29. Kajillionaire (2020)
Miranda July’s Kajillionaire tells the story of a 20-year-old aimless scam artist escaping the clutches of her manipulative parents. The protagonist, Old Dolio, and her parents, Theresa and Robert, make a living by committing minor heists. Her parents have never shown any kind of affection to their daughter. She is a socially awkward grown woman in her mid-20s who has never experienced any real human connection. The entry of a lively stranger Melanie in the weird cubicle world of the scammers acts as a turning point for Old Dolio. Director July depicts Melanie as a Manic Pixie savior who introduces Dolio to intimacy, compassion, and human touch.

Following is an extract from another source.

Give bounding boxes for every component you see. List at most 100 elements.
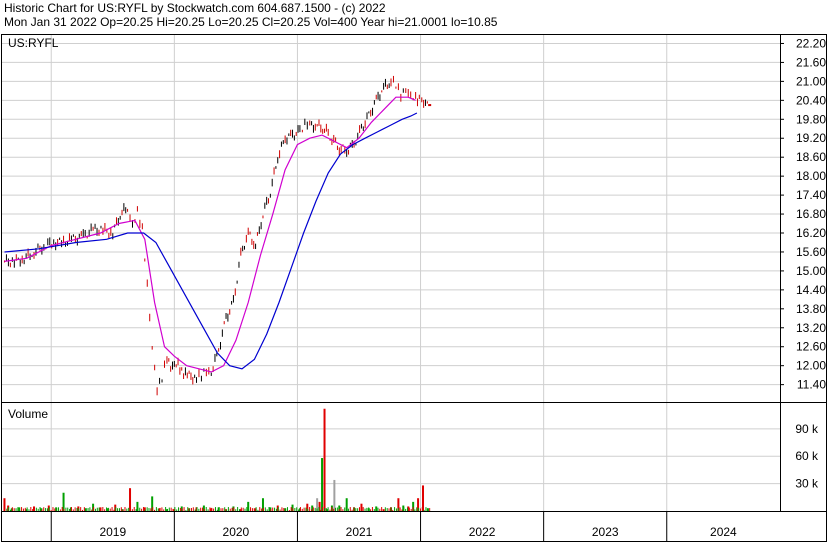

Miranda July’s pastel-pink sunny world is set in a modern world full of sensitivity. July does not display any background history of the parent’s cold behavior towards their child to evoke empathy from the audience; rather, she leaves it as a survival tactic of two sociopathic parents who are using their child as bait for their own greed. The elements of melancholy in the modern world and yearning for compassion have always been a part of Miranda July’s film universe. Kajillionaire is a powerful work of feminine gaze at the fringes of urban life where the main character has never experienced love.
Related Read: The art and the artiste in Miranda July
30. Hillbilly Elegy (2020)
Hillbilly Elegy is based on the memoirs of J.D. Vance, the film’s main protagonist. Hillbilly Elegy explores several issues of classism, poverty, material addiction, and unemployment among white Americans. J.D. has been shifting from place to place with his unstable mother, Bev, and sister. His family had a generational history of domestic abuse, financial disparity, and material abuse. Moreover, J.D. had a highly dysfunctional relationship with his drug-addicted mother. His grandmother is called mamaw, and she has witnessed all the toxicity of her husband and daughter, Bev.
Thus, she motivates J.D. to change his wrong company of friends and focus on his studies to escape this generational pattern. He takes her advice, sincerely focuses on his studies, and gets accepted to Yale. Fortunately, Bev passed her academic goodwill to J.D., and his grandmother gave him the right direction and upbringing. This is the story of a small-town working-class boy who aspires to join the elitist class. He tries to fit in by learning cutlery, which represents America’s internalized classism. Despite his sufferings and lack of opportunities, J.D. was raised with core family values and moral ethics instilled in him by his matriarch grandmother.